Cloud mining is gaining popularity around the world. LgMining’s efficient cloud mining platform helps you easily deploy digital assets and lead a new wave of crypto wealth.

Cloud mining is gaining popularity around the world. LgMining’s efficient cloud mining platform helps you easily deploy digital assets and lead a new wave of crypto wealth.
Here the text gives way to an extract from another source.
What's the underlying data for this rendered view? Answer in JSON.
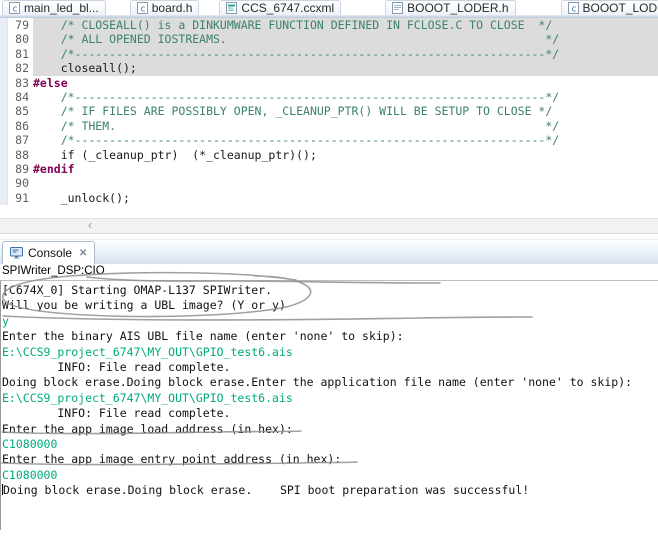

The post Cloud mining is gaining popularity around the world. LgMining’s efficient cloud mining platform helps you easily deploy digital assets and lead a new wave of crypto wealth. appeared on BitcoinEthereumNews.com. SPONSORED POST* As the cryptocurrency market continues its recovery, Ethereum has once again become the center of attention for investors. Recently, the well-known crypto mining platform LgMining predicted that Ethereum may surpass its previous all-time high and surge past $5,000. In light of this rare market opportunity, choosing a high-efficiency, secure, and low-cost mining platform has become the top priority for many investors. With its cutting-edge hardware, intelligent technology, and low-cost renewable energy advantages, LgMining Cloud Mining is rapidly emerging as a leader in the cloud mining industry. Ethereum: The Driving Force of the Crypto Market Ethereum is not only the second-largest cryptocurrency by market capitalization but also the backbone of the blockchain smart contract ecosystem. From DeFi (Decentralized Finance) to NFTs (Non-Fungible Tokens) and the broader Web3.0 infrastructure, most innovations are built on Ethereum. This widespread utility gives Ethereum tremendous growth potential. With the upcoming scalability upgrades, the Ethereum network is expected to offer improved performance and transaction speed—likely triggering a fresh wave of market enthusiasm. According to the LgMining research team, Ethereum’s share among institutional and retail investors continues to grow. Combined with shifting monetary policies and global economic uncertainties, Ethereum is expected to break past its previous high of over $4,000 and aim for $5,000 or more in the coming months. LgMining Cloud Mining: Unlocking a Low-Barrier Path to Wealth Traditional crypto mining often requires expensive mining rigs, stable electricity, and complex maintenance—making it inaccessible for the average person. LgMining Cloud Mining breaks down these barriers, allowing anyone to easily participate in mining Ethereum and Bitcoin without owning hardware. LgMining builds its robust and efficient mining infrastructure around three core advantages: 1. High-End Equipment LgMining uses top-tier mining hardware with exceptional computing power and reliability. The platform’s ASIC and GPU miners are carefully selected and tested to…
Share
BitcoinEthereumNews2025/09/18 03:04
DEXTools raises $3 million to launch its perpetual DEX, "PerpTools".

DEXTools raises $3 million to launch its perpetual DEX, "PerpTools".

PANews reported on March 13 that, according to Cryptopolitan, DeFi data analytics platform DEXTools announced the completion of a $3 million funding round to launch
Share
PANews2026/03/13 09:28
Ethereum Price Holds Range Yet Whispers Grow About A Parallel Asset Set To Outperform In 2025

Ethereum Price Holds Range Yet Whispers Grow About A Parallel Asset Set To Outperform In 2025

Ethereum holds steady near $4,500, but Rollblock’s $11.7M presale, 30% buybacks, and 50x upside make it a top crypto to watch before its sale ends in 13 days.